Jay: Heißt das dann auch, daß man dann ich sag mal
exklusiv bei Sat1 einsteigt und dann gar nicht mehr als
"echter Richter" tätig ist?
Alexander Hold: Gleichzeitig
geht das nicht. Ich hab jetzt - ich mein, es wirkt immer
so nett, wenn man eine Stunde am Tag im Fernsehen ist,
denken die Menschen ja, man hat nur eine Stunde zu arbeiten.

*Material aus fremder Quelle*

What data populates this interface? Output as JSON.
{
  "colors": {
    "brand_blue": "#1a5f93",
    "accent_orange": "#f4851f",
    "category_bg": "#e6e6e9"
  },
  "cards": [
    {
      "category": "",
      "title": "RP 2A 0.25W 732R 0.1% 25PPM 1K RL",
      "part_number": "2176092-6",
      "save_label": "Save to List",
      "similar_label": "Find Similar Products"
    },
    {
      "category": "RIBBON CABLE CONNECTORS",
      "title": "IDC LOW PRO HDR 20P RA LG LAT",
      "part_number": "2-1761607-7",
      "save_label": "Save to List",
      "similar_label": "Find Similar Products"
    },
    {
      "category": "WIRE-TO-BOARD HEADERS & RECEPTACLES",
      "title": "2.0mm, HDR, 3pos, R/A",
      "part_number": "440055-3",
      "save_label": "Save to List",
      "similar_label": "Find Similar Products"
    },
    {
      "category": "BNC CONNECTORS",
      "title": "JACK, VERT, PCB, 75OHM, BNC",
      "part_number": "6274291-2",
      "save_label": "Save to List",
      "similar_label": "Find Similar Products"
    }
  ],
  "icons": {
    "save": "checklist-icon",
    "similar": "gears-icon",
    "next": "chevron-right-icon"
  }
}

Also es ist schon Knochenarbeit, ich sitz sicherlich zwischen
60 und 70 Stunden jede Woche da. Und da geht es natürlich
nicht gleichzeitig. Exklusiv Sat1- jein. Ich hab das Rückkehr-Recht
und ich werde irgendwann, wenn mir das ganze keinen Spaß
mehr macht - oder den Zuschauern das ganze keinen Spaß
mehr macht - sicherlich zur Justiz zurückkehren. Aber gleichzeitig
nebeneinander, das ginge zeitlich nicht.
Jay: Hatten Sie schon immer den Wunsch zum Fernsehen
zu gehen, oder was wollten Sie denn als Kind mal werden?
Alexander Hold: Als
Kind hatte ich so mehrere Wünsche. Wünsche, ja, die eigentlich
jeder hat. Natürlich, wir hatten eine riesige Modelleisenbahn,
und da träumt man schon davon, auch auf 'ner Lokomotive
zu sitzen, aber eigentlich war mein größter Wunsch als
Kind, immer eher Uhrmacher zu werden. Ich hab da auch ganz
ganz früh angefangen und hab also alle greifbaren Uhren
und Wecker auseinandergenommen, aber es hat halt so geendet,
daß beim Wiederzusammenbauen eigentlich immer irgendwas
übriggeblieben ist, und daß keine dieser Uhren und Wecker
jemals wieder funktioniert hatte. Und so hab ich das doch
relativ bald mir überlegt, daß das nicht das Richtige für
mich ist.
Jay: Und wie fängt man das an, wenn man Richter
werden will? Erstmal Jura studieren?
Alexander Hold: Man
studiert erstmal Jura, bei mir war es so, daß ich nebenher
noch ein bißchen Politikwissenschaften und ein bißchen
Philosophie studiert habe, zwei Fächer, mit denen man nur
ganz schlecht Geld verdienen kann. Und so hat sich das
dann einfach auf die Juristerei fokussiert. Und dann macht
man eben die Referendarzeit, in der man sowohl bei der
Staatsanwaltschaft als auch beim Gericht als auch bei Anwälten
mal jeweils ein paar Monate hineinschmecken kann. Und da
hab ich eigentlich schon festgestellt, daß die richterliche
Tätigkeit und auch natürlich die Staatsanwalts-Tätigkeit
mir eigentlich sehr liegen. Naja, und dann muß man nur
noch hoffen und bangen, daß man ein Examen hat, das vom
Ergebnis gut genug ist. Je nachdem, wieviel der Staat braucht,
nimmt er immer so, ja, irgendwo bei den ersten 5 bis 10
Prozent sucht er sich eben die Leute, denen er dann anbietet
zur Justiz zu kommen. Und ich hab dieses Angebot gerade
so bekommen, und dann hab ich's natürlich angenommen.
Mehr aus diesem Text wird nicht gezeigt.